Road - class 3 togher, Derraghan More, Co. Longford
Co. Longford |
Roads & Tracks
In a bog in Derraghan More, County Longford, six pieces of worked wood laid end to end represent what was once a road.
Not a road in any grand sense, but a togher, the Irish term for a trackway built across wet or boggy ground, constructed by laying timber, brushwood, or other organic material directly onto the soft surface so that people or animals could cross without sinking. This particular example is modest even by togher standards: half a metre wide and only five centimetres deep, running east to west across the wetland.

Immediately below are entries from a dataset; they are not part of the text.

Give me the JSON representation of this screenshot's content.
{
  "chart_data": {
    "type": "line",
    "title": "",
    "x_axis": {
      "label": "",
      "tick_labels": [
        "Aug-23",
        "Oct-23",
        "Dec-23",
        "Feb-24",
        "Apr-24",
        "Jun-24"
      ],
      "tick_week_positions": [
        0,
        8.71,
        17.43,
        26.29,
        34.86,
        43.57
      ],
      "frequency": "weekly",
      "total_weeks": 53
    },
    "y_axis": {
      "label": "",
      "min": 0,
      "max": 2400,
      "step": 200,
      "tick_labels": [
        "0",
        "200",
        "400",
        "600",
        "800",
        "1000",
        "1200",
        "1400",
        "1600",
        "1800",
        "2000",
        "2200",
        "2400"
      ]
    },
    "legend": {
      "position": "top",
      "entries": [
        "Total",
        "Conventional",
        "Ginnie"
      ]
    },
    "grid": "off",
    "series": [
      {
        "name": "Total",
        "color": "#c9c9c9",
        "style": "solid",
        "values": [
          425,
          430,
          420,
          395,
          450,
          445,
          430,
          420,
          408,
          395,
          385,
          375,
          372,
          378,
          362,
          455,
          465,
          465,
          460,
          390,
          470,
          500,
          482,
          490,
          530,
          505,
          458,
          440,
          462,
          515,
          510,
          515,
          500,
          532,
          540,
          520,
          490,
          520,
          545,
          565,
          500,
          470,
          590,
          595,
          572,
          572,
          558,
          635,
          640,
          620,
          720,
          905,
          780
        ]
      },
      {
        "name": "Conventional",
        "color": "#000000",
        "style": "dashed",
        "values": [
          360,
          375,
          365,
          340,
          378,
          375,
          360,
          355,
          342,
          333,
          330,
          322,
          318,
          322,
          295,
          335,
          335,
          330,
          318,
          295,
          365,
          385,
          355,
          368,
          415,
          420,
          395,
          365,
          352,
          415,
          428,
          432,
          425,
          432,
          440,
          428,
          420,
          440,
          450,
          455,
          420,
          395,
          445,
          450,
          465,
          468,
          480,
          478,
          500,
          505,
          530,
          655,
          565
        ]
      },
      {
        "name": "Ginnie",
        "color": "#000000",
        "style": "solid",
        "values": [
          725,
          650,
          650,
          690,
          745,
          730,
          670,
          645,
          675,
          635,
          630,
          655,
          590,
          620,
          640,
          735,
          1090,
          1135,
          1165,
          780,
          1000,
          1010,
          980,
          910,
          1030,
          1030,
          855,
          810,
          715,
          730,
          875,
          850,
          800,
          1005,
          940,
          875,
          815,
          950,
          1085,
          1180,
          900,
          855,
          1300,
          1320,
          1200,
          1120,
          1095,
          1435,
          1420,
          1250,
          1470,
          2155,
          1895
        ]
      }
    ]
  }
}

What makes it quietly compelling is the detail preserved in those six roundwood timbers. They are ash and hazel, both common in Irish woodland management, and crucially, toolmarks were evident on the wood. That small phrase carries considerable weight. It means someone shaped these timbers deliberately, that this was not casual debris thrown across a puddle but a considered piece of construction. The toolmarks also offer the possibility, in principle, of dating techniques or of matching the marks to known implement types, though no further analysis is recorded here. The classification as a class 3 togher places it within a broader typological system used to categorise the many hundreds of such trackways identified across Irish boglands, most of them found during peat-cutting or systematic wetland survey work carried out in the late twentieth century.